True story:  Person C writes some code.  Company M acquires Person C and
his code.  A team is formed, more code is added.  Company A acquires
Company M.  Even more code is added.  Person C leaves Company A.  Company
A decides to donate all of that code to the ASF.  OMG! The acquisition
agreement for Person C and his code only licensed the code to Company M,
it did not explicitly grant the right to re-license that code to the ASF!
Hunt down person C and get signed agreement that Company A can re-license
Person C's code.  OMG!  Person C's copyright notices are still in the
files!  Person C is not a committer so he can't move the copyrights to
NOTICE.  Must ask person C for written permission to do so.

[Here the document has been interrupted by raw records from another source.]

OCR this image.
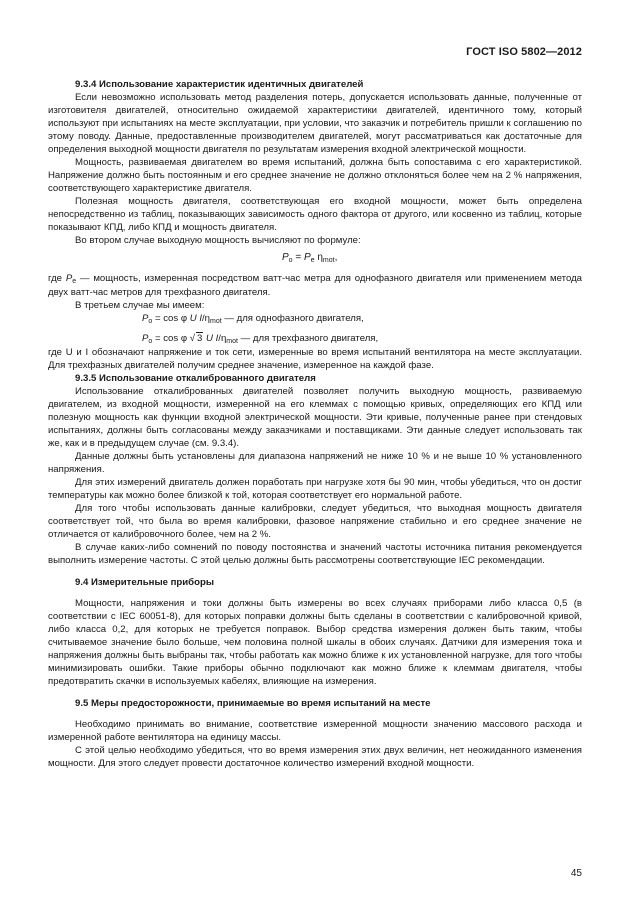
ГОСТ ISO 5802—2012

9.3.4 Использование характеристик идентичных двигателей

Если невозможно использовать метод разделения потерь, допускается использовать данные, полученные от изготовителя двигателей, относительно ожидаемой характеристики двигателей, идентичного тому, который используют при испытаниях на месте эксплуатации, при условии, что заказчик и потребитель пришли к соглашению по этому поводу. Данные, предоставленные производителем двигателей, могут рассматриваться как достаточные для определения выходной мощности двигателя по результатам измерения входной электрической мощности.

Мощность, развиваемая двигателем во время испытаний, должна быть сопоставима с его характеристикой. Напряжение должно быть постоянным и его среднее значение не должно отклоняться более чем на 2 % напряжения, соответствующего характеристике двигателя.

Полезная мощность двигателя, соответствующая его входной мощности, может быть определена непосредственно из таблиц, показывающих зависимость одного фактора от другого, или косвенно из таблиц, которые показывают КПД, либо КПД и мощность двигателя.

Во втором случае выходную мощность вычисляют по формуле:

$P_o = P_e$ $\eta_{mot}$,

где $P_e$ — мощность, измеренная посредством ватт-час метра для однофазного двигателя или применением метода двух ватт-час метров для трехфазного двигателя.

В третьем случае мы имеем:

$P_o = \cos \varphi$ U $I/\eta_{mot}$ — для однофазного двигателя,

$P_o = \cos \varphi$ √ 3 U $I/\eta_{mot}$ — для трехфазного двигателя,

где U и I обозначают напряжение и ток сети, измеренные во время испытаний вентилятора на месте эксплуатации. Для трехфазных двигателей получим среднее значение, измеренное на каждой фазе.

9.3.5 Использование откалиброванного двигателя

Использование откалиброванных двигателей позволяет получить выходную мощность, развиваемую двигателем, из входной мощности, измеренной на его клеммах с помощью кривых, определяющих его КПД или полезную мощность как функции входной электрической мощности. Эти кривые, полученные ранее при стендовых испытаниях, должны быть согласованы между заказчиками и поставщиками. Эти данные следует использовать так же, как и в предыдущем случае (см. 9.3.4).

Данные должны быть установлены для диапазона напряжений не ниже 10 % и не выше 10 % установленного напряжения.

Для этих измерений двигатель должен поработать при нагрузке хотя бы 90 мин, чтобы убедиться, что он достиг температуры как можно более близкой к той, которая соответствует его нормальной работе.

Для того чтобы использовать данные калибровки, следует убедиться, что выходная мощность двигателя соответствует той, что была во время калибровки, фазовое напряжение стабильно и его среднее значение не отличается от калибровочного более, чем на 2 %.

В случае каких-либо сомнений по поводу постоянства и значений частоты источника питания рекомендуется выполнить измерение частоты. С этой целью должны быть рассмотрены соответствующие IEC рекомендации.

9.4 Измерительные приборы

Мощности, напряжения и токи должны быть измерены во всех случаях приборами либо класса 0,5 (в соответствии с IEC 60051-8), для которых поправки должны быть сделаны в соответствии с калибровочной кривой, либо класса 0,2, для которых не требуется поправок. Выбор средства измерения должен быть таким, чтобы считываемое значение было больше, чем половина полной шкалы в обоих случаях. Датчики для измерения тока и напряжения должны быть выбраны так, чтобы работать как можно ближе к их установленной нагрузке, для того чтобы минимизировать ошибки. Такие приборы обычно подключают как можно ближе к клеммам двигателя, чтобы предотвратить скачки в используемых кабелях, влияющие на измерения.

9.5 Меры предосторожности, принимаемые во время испытаний на месте

Необходимо принимать во внимание, соответствие измеренной мощности значению массового расхода и измеренной работе вентилятора на единицу массы.

С этой целью необходимо убедиться, что во время измерения этих двух величин, нет неожиданного изменения мощности. Для этого следует провести достаточное количество измерений входной мощности.

45
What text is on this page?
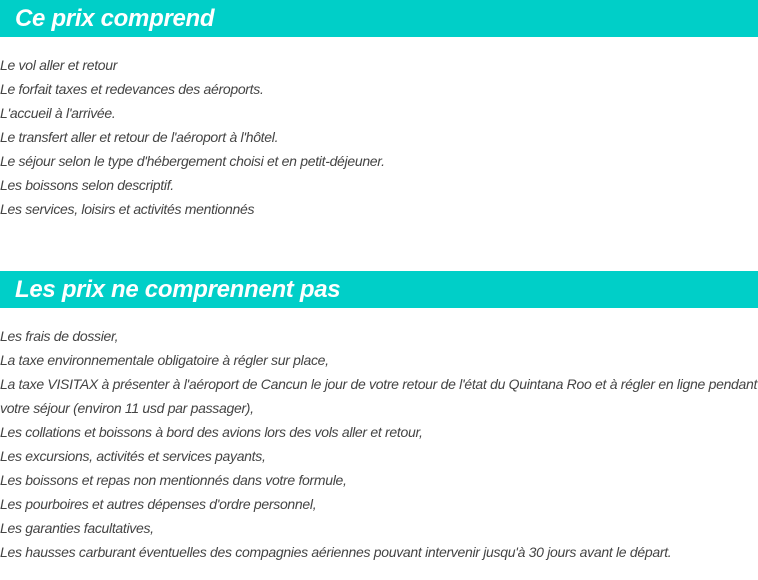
Ce prix comprend
Le vol aller et retour
Le forfait taxes et redevances des aéroports.
L'accueil à l'arrivée.
Le transfert aller et retour de l'aéroport à l'hôtel.
Le séjour selon le type d'hébergement choisi et en petit-déjeuner.
Les boissons selon descriptif.
Les services, loisirs et activités mentionnés
Les prix ne comprennent pas
Les frais de dossier,
La taxe environnementale obligatoire à régler sur place,
La taxe VISITAX à présenter à l'aéroport de Cancun le jour de votre retour de l'état du Quintana Roo et à régler en ligne pendant votre séjour (environ 11 usd par passager),
Les collations et boissons à bord des avions lors des vols aller et retour,
Les excursions, activités et services payants,
Les boissons et repas non mentionnés dans votre formule,
Les pourboires et autres dépenses d'ordre personnel,
Les garanties facultatives,
Les hausses carburant éventuelles des compagnies aériennes pouvant intervenir jusqu'à 30 jours avant le départ.
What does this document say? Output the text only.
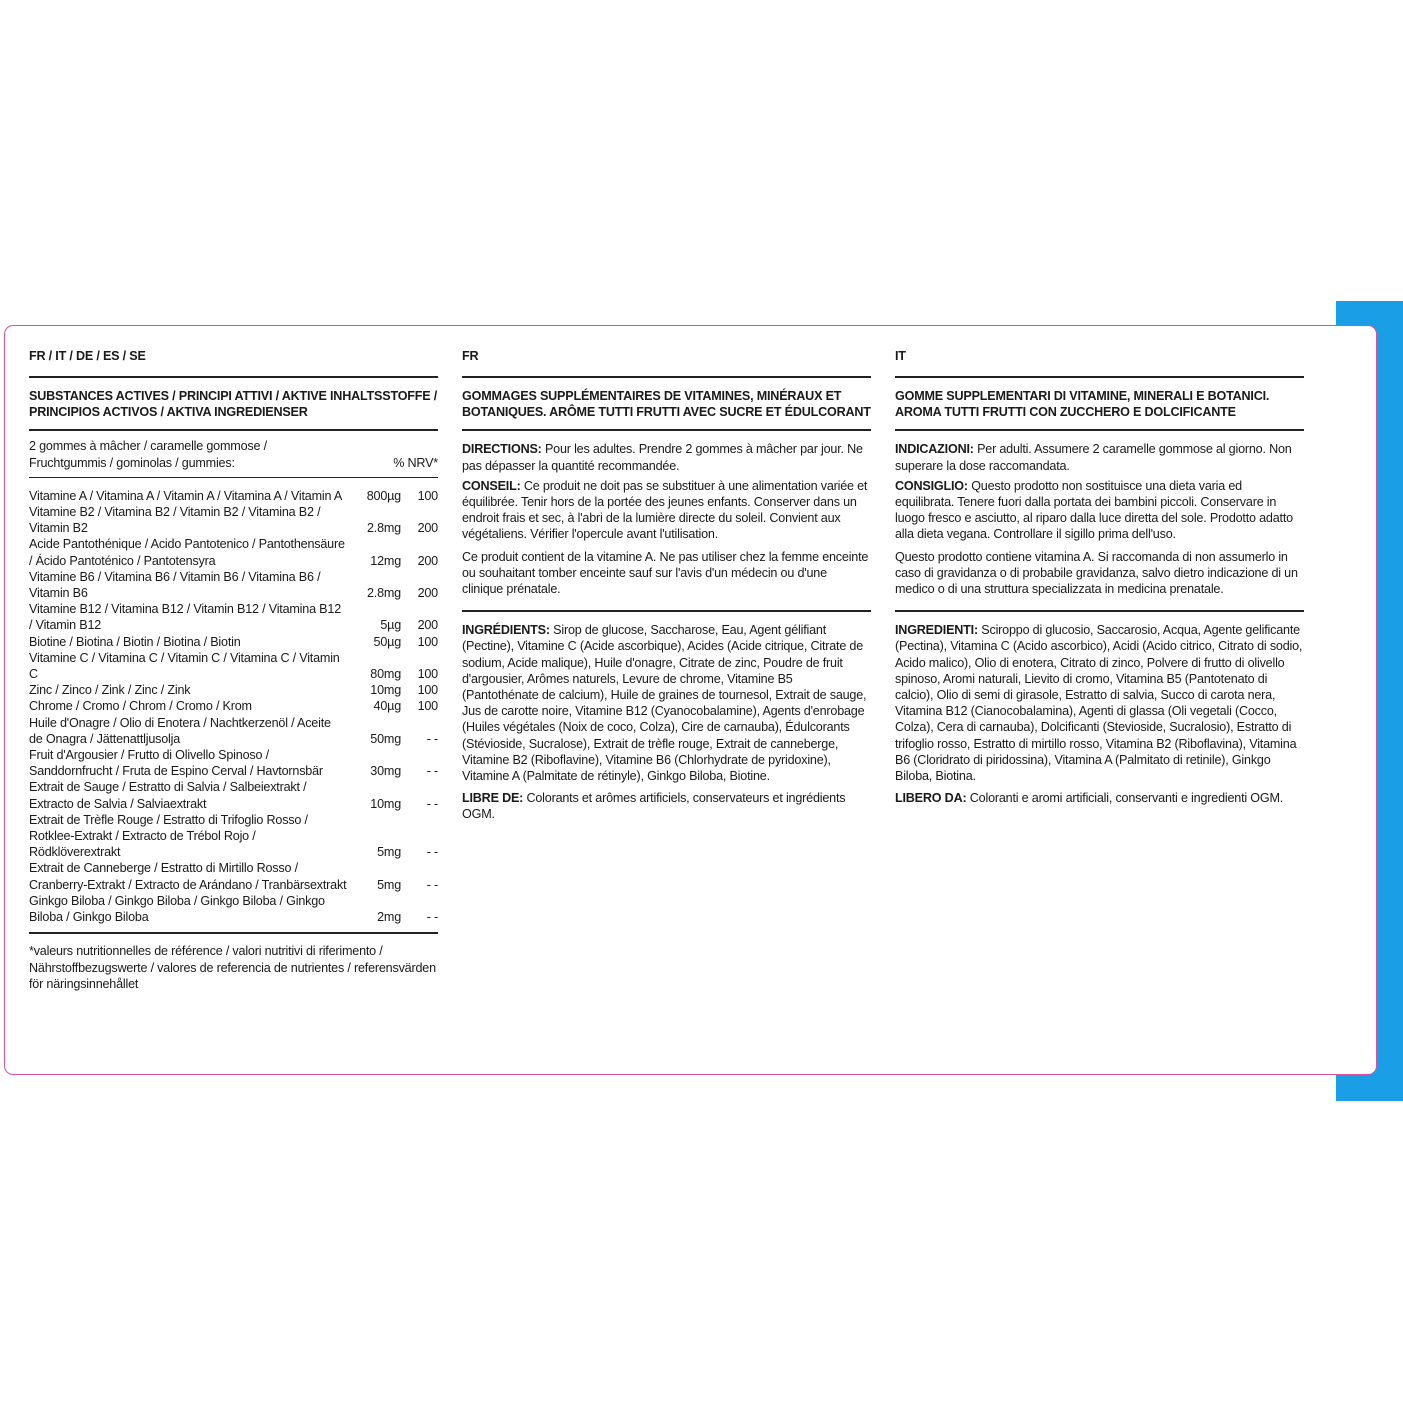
FR / IT / DE / ES / SE
SUBSTANCES ACTIVES / PRINCIPI ATTIVI / AKTIVE INHALTSSTOFFE / PRINCIPIOS ACTIVOS / AKTIVA INGREDIENSER
2 gommes à mâcher / caramelle gommose / Fruchtgummis / gominolas / gummies:	% NRV*
Vitamine A / Vitamina A / Vitamin A / Vitamina A / Vitamin A	800µg	100
Vitamine B2 / Vitamina B2 / Vitamin B2 / Vitamina B2 / Vitamin B2	2.8mg	200
Acide Pantothénique / Acido Pantotenico / Pantothensäure / Ácido Pantoténico / Pantotensyra	12mg	200
Vitamine B6 / Vitamina B6 / Vitamin B6 / Vitamina B6 / Vitamin B6	2.8mg	200
Vitamine B12 / Vitamina B12 / Vitamin B12 / Vitamina B12 / Vitamin B12	5µg	200
Biotine / Biotina / Biotin / Biotina / Biotin	50µg	100
Vitamine C / Vitamina C / Vitamin C / Vitamina C / Vitamin C	80mg	100
Zinc / Zinco / Zink / Zinc / Zink	10mg	100
Chrome / Cromo / Chrom / Cromo / Krom	40µg	100
Huile d'Onagre / Olio di Enotera / Nachtkerzenöl / Aceite de Onagra / Jättenattljusolja	50mg	- -
Fruit d'Argousier / Frutto di Olivello Spinoso / Sanddornfrucht / Fruta de Espino Cerval / Havtornsbär	30mg	- -
Extrait de Sauge / Estratto di Salvia / Salbeiextrakt / Extracto de Salvia / Salviaextrakt	10mg	- -
Extrait de Trèfle Rouge / Estratto di Trifoglio Rosso / Rotklee-Extrakt / Extracto de Trébol Rojo / Rödklöverextrakt	5mg	- -
Extrait de Canneberge / Estratto di Mirtillo Rosso / Cranberry-Extrakt / Extracto de Arándano / Tranbärsextrakt	5mg	- -
Ginkgo Biloba / Ginkgo Biloba / Ginkgo Biloba / Ginkgo Biloba / Ginkgo Biloba	2mg	- -
*valeurs nutritionnelles de référence / valori nutritivi di riferimento / Nährstoffbezugswerte / valores de referencia de nutrientes / referensvärden för näringsinnehållet
FR
GOMMAGES SUPPLÉMENTAIRES DE VITAMINES, MINÉRAUX ET BOTANIQUES. ARÔME TUTTI FRUTTI AVEC SUCRE ET ÉDULCORANT

DIRECTIONS: Pour les adultes. Prendre 2 gommes à mâcher par jour. Ne pas dépasser la quantité recommandée.

CONSEIL: Ce produit ne doit pas se substituer à une alimentation variée et équilibrée. Tenir hors de la portée des jeunes enfants. Conserver dans un endroit frais et sec, à l'abri de la lumière directe du soleil. Convient aux végétaliens. Vérifier l'opercule avant l'utilisation.

Ce produit contient de la vitamine A. Ne pas utiliser chez la femme enceinte ou souhaitant tomber enceinte sauf sur l'avis d'un médecin ou d'une clinique prénatale.

INGRÉDIENTS: Sirop de glucose, Saccharose, Eau, Agent gélifiant (Pectine), Vitamine C (Acide ascorbique), Acides (Acide citrique, Citrate de sodium, Acide malique), Huile d'onagre, Citrate de zinc, Poudre de fruit d'argousier, Arômes naturels, Levure de chrome, Vitamine B5 (Pantothénate de calcium), Huile de graines de tournesol, Extrait de sauge, Jus de carotte noire, Vitamine B12 (Cyanocobalamine), Agents d'enrobage (Huiles végétales (Noix de coco, Colza), Cire de carnauba), Édulcorants (Stévioside, Sucralose), Extrait de trèfle rouge, Extrait de canneberge, Vitamine B2 (Riboflavine), Vitamine B6 (Chlorhydrate de pyridoxine), Vitamine A (Palmitate de rétinyle), Ginkgo Biloba, Biotine.

LIBRE DE: Colorants et arômes artificiels, conservateurs et ingrédients OGM.

IT
GOMME SUPPLEMENTARI DI VITAMINE, MINERALI E BOTANICI. AROMA TUTTI FRUTTI CON ZUCCHERO E DOLCIFICANTE

INDICAZIONI: Per adulti. Assumere 2 caramelle gommose al giorno. Non superare la dose raccomandata.

CONSIGLIO: Questo prodotto non sostituisce una dieta varia ed equilibrata. Tenere fuori dalla portata dei bambini piccoli. Conservare in luogo fresco e asciutto, al riparo dalla luce diretta del sole. Prodotto adatto alla dieta vegana. Controllare il sigillo prima dell'uso.

Questo prodotto contiene vitamina A. Si raccomanda di non assumerlo in caso di gravidanza o di probabile gravidanza, salvo dietro indicazione di un medico o di una struttura specializzata in medicina prenatale.

INGREDIENTI: Sciroppo di glucosio, Saccarosio, Acqua, Agente gelificante (Pectina), Vitamina C (Acido ascorbico), Acidi (Acido citrico, Citrato di sodio, Acido malico), Olio di enotera, Citrato di zinco, Polvere di frutto di olivello spinoso, Aromi naturali, Lievito di cromo, Vitamina B5 (Pantotenato di calcio), Olio di semi di girasole, Estratto di salvia, Succo di carota nera, Vitamina B12 (Cianocobalamina), Agenti di glassa (Oli vegetali (Cocco, Colza), Cera di carnauba), Dolcificanti (Stevioside, Sucralosio), Estratto di trifoglio rosso, Estratto di mirtillo rosso, Vitamina B2 (Riboflavina), Vitamina B6 (Cloridrato di piridossina), Vitamina A (Palmitato di retinile), Ginkgo Biloba, Biotina.

LIBERO DA: Coloranti e aromi artificiali, conservanti e ingredienti OGM.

AIUI, if I take a photo as part of my job, maybe to create some test
media, my employee agreement says that my employer has copyright of that
work.  But if I bring in a photo from one of my trips, I probably own
copyright.  I can say my company can use it, but the terms are not clear.
It might be ok since our test media is in-house, but do I want it in an
ASF repo where everyone else can copy it and modify it?  What if people
start adding mustaches to my wedding photos!  And technically, since I own
that photo, the software grant cannot license it to the ASF, and since I
did not explicitly assign an ASF-compatible license to it, the ASF can't
just use it.  The template for adding something to LICENSE includes the
license it is under.

So, if this is a personal photo, I think you have the following choices:
1) Ignore me, since really, it is a lot of hassle, and what is the
likelihood something bad will happen?
2) Have the photographer send an email to your dev@ list saying that it is
under (choose an ASF-compatible license)
3) (Optional) Further have the photographer add in the email that they
donate/license the photos to the ASF.  This is optional because you can
always treat the photos as 3rd-party.
4) Replace the photos.

I don't know how strict the ASF wants to be on things like test media
photos.  If you choose #1, I won't know about it unless it gets brought up
on this list.  I'm just offering up what I've learned from several
software grants and IP clearances.

My mental model is that every contribution/pixel/line-of-code is
owned/copyrighted by some person or entity under some license (or no
license in which case no permissions have been granted).  The ASF further
wants explicit permission from the owner for every
contribution/pixel/line-of-code that is considered part of an ASF
project's source.  Even if a line of code from outside the ASF is already
under the Apache License, the ASF considers it third-party without such
permission.  You can bundle it in your releases, but it needs to be called
out in LICENSE since its owners may have other rules on how modifications
get back to the master copy.

Of course, IANAL, and most certainly could be wrong.